In her mind she could hear the click of her own knitting needles and see her father puffing on his eternal pipe as they sat silent evening after silent evening with the heavy velvet curtains drawn and the long hours stretching interminably ahead till bedtime and dawn and another identical day.

She sighed. It had been over a year now that Josh had been gone and hardly a minute went by that she did not think of him. The only communication she had from him was a picture-postcard of a saloon on San Francisco's Barbary Coast. It had arrived five months ago, carefully concealed in a brown manila envelope and said simply, "I am all right, do not worry about me. I did not do those terrible things. Please believe me. Your loving brother." She had read it and reread it a thousand times. Josh had been the one who brought life to this house and she had lived vicariously through him. When he had gone she had grieved like a mother for a lost son and she had never, never, believed what they said about him. Though most everyone else did. His brothers were so shamed they rarely came around anymore even to see their dad, and their wives kept his grandchildren firmly away, unwilling to be tainted by Josh's wickedness. Though they were not afraid to be tainted by Frank Aysgarth's money. In fact, it had got so that every time she saw Bertie or Ted coming up the path she knew what it was they were after.

"The old man's gone soft in the head," Bertie had told her. "It's best for us to get the business away from him or it'll go right down the hill. He'll not make decisions one way or t'other, and how can we build houses if he won't say yea or nay?"

She knew he was right, but she also knew they were taking over Frank's finances. Still, there was nothing she could do about it and her dad simply did not care, so she just went on knitting endless little jackets and bonnets in the finest, softest angora wool for the steady procession of babies that filled her brothers' households. And no one ever so much as mentioned the name Josh Aysgarth out loud.

She jumped up as she heard her father's footsteps on the stairs, quickly stirring fresh creamy milk into a saucepan of porridge oats and adding a pinch of salt the way he liked it. She put it on the hob to simmer while she sliced up the crusty white loaf she had baked yesterday, setting the jar of strawberry jam and the morning paper next to his plate as she always did, though he had never glanced at another newspaper since those first terrible headlines about his son. But she still took the
Yorkshire Post
and read it herself later in the afternoon when she had finished her self-imposed chores.

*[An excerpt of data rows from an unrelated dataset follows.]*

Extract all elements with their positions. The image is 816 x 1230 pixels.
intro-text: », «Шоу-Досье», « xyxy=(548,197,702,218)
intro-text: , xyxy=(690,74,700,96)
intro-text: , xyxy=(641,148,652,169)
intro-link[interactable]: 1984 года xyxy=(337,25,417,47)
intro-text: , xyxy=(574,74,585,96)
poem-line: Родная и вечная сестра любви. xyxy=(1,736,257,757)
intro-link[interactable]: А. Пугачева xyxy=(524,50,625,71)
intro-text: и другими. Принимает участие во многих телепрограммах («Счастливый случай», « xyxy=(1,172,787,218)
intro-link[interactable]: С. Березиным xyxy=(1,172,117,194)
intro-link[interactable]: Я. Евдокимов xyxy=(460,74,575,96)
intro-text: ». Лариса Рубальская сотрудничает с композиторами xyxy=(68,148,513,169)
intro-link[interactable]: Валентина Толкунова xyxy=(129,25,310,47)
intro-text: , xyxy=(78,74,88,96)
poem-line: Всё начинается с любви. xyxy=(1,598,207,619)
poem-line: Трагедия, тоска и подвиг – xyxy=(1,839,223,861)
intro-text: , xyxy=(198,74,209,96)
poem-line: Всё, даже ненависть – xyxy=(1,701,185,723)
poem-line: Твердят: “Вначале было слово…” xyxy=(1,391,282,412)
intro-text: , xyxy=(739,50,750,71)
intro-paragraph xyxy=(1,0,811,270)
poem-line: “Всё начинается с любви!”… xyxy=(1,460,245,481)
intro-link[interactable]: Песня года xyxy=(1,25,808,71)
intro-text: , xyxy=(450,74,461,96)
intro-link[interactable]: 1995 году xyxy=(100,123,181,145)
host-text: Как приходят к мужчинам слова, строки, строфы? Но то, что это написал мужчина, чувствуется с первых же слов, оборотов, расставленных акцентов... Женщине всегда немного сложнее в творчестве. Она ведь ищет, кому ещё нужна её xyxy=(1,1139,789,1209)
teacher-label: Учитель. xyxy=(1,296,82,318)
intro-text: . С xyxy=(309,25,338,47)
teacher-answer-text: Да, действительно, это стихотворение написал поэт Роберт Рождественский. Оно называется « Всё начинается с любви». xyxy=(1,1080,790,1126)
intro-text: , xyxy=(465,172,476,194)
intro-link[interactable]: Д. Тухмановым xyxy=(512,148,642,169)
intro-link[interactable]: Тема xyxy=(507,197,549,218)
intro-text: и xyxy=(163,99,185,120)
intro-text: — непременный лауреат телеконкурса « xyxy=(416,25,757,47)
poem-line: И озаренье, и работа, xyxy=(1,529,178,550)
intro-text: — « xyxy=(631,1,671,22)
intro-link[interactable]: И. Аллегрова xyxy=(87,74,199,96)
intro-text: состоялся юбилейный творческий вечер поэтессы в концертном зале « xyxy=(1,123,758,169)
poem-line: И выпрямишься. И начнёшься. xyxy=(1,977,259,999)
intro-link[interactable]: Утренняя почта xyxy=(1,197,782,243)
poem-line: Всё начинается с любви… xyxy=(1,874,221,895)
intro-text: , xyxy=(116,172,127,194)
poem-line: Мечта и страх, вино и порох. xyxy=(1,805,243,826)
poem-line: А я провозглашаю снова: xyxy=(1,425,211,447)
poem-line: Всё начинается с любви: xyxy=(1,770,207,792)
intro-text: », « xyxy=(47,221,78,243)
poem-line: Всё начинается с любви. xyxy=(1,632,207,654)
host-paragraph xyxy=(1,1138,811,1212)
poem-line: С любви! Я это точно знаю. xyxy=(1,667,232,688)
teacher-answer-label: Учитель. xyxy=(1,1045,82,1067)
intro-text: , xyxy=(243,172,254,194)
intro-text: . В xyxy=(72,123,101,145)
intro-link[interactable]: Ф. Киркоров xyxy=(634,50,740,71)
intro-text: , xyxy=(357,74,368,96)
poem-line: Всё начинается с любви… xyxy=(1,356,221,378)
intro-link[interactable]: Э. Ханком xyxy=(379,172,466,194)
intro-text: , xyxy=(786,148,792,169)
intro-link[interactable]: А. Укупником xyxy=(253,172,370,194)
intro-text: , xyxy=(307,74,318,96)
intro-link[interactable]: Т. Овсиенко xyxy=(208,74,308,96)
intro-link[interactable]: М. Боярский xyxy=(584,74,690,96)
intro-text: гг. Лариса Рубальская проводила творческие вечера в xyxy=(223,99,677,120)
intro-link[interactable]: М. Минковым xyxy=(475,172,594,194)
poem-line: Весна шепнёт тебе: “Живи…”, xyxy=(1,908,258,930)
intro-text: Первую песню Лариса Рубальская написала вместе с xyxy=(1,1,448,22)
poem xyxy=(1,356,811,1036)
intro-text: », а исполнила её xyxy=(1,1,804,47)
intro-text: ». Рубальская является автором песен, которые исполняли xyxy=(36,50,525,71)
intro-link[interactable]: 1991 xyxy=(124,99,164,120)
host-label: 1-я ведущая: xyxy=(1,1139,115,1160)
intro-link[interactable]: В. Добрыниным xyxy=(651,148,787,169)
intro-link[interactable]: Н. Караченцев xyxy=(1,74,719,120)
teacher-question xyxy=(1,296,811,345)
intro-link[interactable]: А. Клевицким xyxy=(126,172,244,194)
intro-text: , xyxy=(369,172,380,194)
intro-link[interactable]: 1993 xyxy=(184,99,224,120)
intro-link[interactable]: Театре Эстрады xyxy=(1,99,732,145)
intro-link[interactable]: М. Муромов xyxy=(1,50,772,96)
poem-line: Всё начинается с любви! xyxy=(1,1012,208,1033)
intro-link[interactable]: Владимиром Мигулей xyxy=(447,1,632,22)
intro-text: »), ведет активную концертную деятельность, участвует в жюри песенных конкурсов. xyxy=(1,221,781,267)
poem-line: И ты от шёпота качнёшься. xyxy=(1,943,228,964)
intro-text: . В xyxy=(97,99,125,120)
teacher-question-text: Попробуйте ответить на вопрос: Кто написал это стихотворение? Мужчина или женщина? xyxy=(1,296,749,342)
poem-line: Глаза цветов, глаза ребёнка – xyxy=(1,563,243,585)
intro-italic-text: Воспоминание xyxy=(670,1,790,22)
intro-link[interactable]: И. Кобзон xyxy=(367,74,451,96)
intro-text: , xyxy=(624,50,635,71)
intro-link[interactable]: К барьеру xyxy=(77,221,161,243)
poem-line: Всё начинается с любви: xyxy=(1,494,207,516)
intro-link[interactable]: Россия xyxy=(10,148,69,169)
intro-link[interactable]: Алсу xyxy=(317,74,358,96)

"Morning, Dad," she called cheerily, pulling his chair out from the table and pouring his tea. "Your porridge'll be ready in a few minutes. How about a nice rasher or two this morning and maybe some scrambled eggs?"

He shook his grizzled head, sinking into the chair with a loud sigh. "Porridge will do," he said.

He stared silently at his plate and Annie sighed exasperatedly. How many times had she argued that he had two other sons, that he had grandchildren, that he had a business and money in the bank. That Josh was innocent. But to no avail. "When you have a lad who's done what our Josh has done, that's something God will never forgive. And nor will I," he had told her. And that was all he had ever said on the subject to this day.

But this morning was different. Frank pushed the newspaper to one side the way he always did, only this time something took his eye.

MASSIVE QUAKE DEMOLISHES SAN FRANCISCO, the headline blared. THOUSANDS FEARED DEAD IN RAGING INFERNO.

"I'll bet there's a few houses I helped build gone down in that," he commented, stirring strawberry jam into the steaming bowl of porridge.